Why This Is Hard to Detect
Device-code flow abuse is notoriously tricky to stop. Here’s why:
- No phishing domain – The victim never leaves Microsoft’s legitimate site. URL filters see
login.microsoftonline.com and allow it.
- No credential entry – Passwords aren’t typed or stolen. The attacker authenticates using the victim’s approval, not their password.
- Tokens live longer – Refresh tokens can remain valid for days or weeks, even if the victim changes their password.
ZeroBEC noted that the campaign targeted M365 accounts specifically, likely because of the rich data inside: email threads, SharePoint files, Teams chats. Once inside, an attacker can pivot to business email compromise (BEC) or data exfiltration.
Organizations relying solely on password-based security miss this entirely. Multi-factor authentication (MFA) helps — but only if the MFA challenge is tied to the legitimate session. In device-code flow, the MFA prompt appears on the attacker’s device, not the victim’s.
How to Defend Against Device-Code Phishing
There’s no single fix, but several measures reduce the risk:
- Disable device-code flow – For most users, device-code authentication isn’t necessary. Administrators can block it in Azure AD conditional access policies.

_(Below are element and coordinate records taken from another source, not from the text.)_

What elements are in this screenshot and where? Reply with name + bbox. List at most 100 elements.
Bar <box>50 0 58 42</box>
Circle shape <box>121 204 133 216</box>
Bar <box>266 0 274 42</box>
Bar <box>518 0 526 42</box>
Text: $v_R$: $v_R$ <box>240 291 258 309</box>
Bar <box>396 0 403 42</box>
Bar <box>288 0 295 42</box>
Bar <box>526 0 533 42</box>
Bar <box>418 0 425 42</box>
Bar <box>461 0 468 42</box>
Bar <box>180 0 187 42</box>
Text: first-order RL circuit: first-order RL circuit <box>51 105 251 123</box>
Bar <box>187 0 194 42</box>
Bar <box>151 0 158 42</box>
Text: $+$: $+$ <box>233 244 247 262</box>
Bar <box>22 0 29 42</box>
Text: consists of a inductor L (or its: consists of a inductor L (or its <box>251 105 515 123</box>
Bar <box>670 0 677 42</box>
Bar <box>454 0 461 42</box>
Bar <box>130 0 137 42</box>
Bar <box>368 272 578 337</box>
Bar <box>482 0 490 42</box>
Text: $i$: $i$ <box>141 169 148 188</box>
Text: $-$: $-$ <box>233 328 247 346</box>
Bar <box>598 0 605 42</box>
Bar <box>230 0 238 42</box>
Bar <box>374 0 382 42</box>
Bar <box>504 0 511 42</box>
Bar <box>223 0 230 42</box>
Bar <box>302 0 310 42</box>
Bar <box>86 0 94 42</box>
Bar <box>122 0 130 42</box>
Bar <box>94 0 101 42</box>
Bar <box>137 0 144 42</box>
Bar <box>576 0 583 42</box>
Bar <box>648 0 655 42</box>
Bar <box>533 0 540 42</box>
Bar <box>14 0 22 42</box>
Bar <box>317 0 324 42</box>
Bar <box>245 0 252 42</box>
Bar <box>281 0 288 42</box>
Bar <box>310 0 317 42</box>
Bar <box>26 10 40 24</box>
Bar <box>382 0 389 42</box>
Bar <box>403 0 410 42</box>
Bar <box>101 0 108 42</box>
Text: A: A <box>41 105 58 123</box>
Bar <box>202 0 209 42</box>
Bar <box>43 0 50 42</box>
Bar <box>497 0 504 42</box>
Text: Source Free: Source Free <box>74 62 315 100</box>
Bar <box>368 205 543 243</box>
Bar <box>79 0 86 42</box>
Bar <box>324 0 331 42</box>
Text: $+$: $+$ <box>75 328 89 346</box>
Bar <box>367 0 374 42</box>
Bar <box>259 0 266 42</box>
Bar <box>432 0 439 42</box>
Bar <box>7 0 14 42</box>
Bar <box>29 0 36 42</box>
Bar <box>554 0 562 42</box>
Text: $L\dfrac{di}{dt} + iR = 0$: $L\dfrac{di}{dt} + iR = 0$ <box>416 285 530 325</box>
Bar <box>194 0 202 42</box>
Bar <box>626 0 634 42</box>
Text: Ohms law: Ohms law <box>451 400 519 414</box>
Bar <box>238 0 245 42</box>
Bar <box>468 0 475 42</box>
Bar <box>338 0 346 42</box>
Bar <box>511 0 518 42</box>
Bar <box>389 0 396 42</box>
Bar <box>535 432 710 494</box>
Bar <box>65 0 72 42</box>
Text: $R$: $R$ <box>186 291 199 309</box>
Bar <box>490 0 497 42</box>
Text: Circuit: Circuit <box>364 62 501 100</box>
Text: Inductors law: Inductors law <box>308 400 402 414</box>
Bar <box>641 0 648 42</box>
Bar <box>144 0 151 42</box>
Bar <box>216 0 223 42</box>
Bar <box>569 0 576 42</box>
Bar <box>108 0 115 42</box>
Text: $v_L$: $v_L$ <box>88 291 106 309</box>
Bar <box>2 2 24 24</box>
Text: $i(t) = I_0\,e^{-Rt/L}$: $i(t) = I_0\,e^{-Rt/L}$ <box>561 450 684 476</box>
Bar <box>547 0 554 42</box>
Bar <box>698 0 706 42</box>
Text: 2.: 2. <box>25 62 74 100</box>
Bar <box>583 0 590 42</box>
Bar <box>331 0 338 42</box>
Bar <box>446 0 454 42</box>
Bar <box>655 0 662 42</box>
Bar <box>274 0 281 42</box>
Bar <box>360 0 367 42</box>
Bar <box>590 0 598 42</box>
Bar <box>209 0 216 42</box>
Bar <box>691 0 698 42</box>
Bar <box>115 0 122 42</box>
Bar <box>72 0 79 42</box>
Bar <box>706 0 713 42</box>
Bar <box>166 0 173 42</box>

- Educate users – Train employees to recognize that entering a code on
microsoft.com/devicelogin grants access to someone else. If they didn’t initiate the request, they shouldn’t enter the code.
- Monitor for unusual token activity – Security teams can audit token grants and look for device-code authentications from unexpected locations or devices.
- Use token binding – Where possible, enforce token binding to tie tokens to specific devices, making stolen tokens harder to reuse.
Microsoft has also taken steps to limit abuse, including rate-limiting device-code requests and adding warnings in the device-login interface. But attackers adapt. DEBULL is proof that device-code phishing isn’t going away.
The bottom line? The most dangerous attacks don’t always look like attacks. Sometimes they look like a shared file from a colleague — and a code that seems harmless to type.